The use of “Titanic” in the title here is just a savvy marketing ploy. No, there were no nuclear warheads hidden deep in the Titanic’s bulkhead. And no, it wasn’t powered by a top secret nuclear reactor. Instead this National Geographic branded doco follows renowned undersea explorer and ex-Navy officer Robert Ballard in the period just before he discovered Titanic in the mid-eighties.

Searching for Titanic was Ballard’s pet project. He convinced the Navy to fund his search under the condition that he must, in secret, search for the wrecks of lost nuclear attack submarines, the USS Scorpion and the USS Thresher. The Thresher was lost in a deep-diving test in 1963 after an incomplete refurbishment. The reasons behind the Scorpions’ disappearance are more nebulous. Did it suffer a catastrophic hull failure? Did a torpedo run hot (arm while still inside the ship)? Or was it sunk by the Russians in retaliation for their lost K-129 submarine?

The DVD blurb claims it’s something “ripped from the pages of a Cold War spy thriller,” but while the more dramatic theories about the Scorpions’ sinking are interesting (see All Hands Down: The True Story of the Soviet Attack on the USS Scorpion, by Kenneth Sewell and Jerome Preisler for one version), Ballad’s finds are more prosaic.

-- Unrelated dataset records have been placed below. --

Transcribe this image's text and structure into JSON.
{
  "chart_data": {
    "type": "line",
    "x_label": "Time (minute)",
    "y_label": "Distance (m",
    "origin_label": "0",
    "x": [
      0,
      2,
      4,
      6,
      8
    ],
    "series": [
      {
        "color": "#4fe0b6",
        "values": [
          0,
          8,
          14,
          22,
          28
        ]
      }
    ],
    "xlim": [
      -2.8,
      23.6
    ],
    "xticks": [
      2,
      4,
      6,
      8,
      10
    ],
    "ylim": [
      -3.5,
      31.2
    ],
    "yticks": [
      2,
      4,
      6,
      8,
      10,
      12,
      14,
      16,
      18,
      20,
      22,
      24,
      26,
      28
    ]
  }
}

All up this is a decent, if unremarkable documentary that features re-enactments, archival footage and interviews with Ballard and military personnel. More interesting and less slight, is the “bonus feature” entitled, Ghosts of the Black Sea. It is, by itself, a 50-minute documentary about Ballad’s more recent expeditions in the Black Sea, where he and his team found remarkably well preserved examples of Byzantine era shipping vessels. It’s simply amazing that these wooden ships have survived upto 1500 years in the pristine, life-devoid seabed; there’s even the possibility that one day human remains maybe found in these unique, oxygen-devoid waters.


Ballad, left, on board a vessel in the Black Sea

Audio & Video

Both features are unremarkably presented in anamorphic widescreen and Dolby Digital 2.0. The picture is sharp and unblemished, the stereo sound is just fine.

Special Features

None apart from a few trailers for other National Geographic releases: “My Brilliant Brain”, “Stress”
“Mega Structures,” and “Britain’s Greatest Machines,” which is presented by Red Dwarf’s Chris Barrie.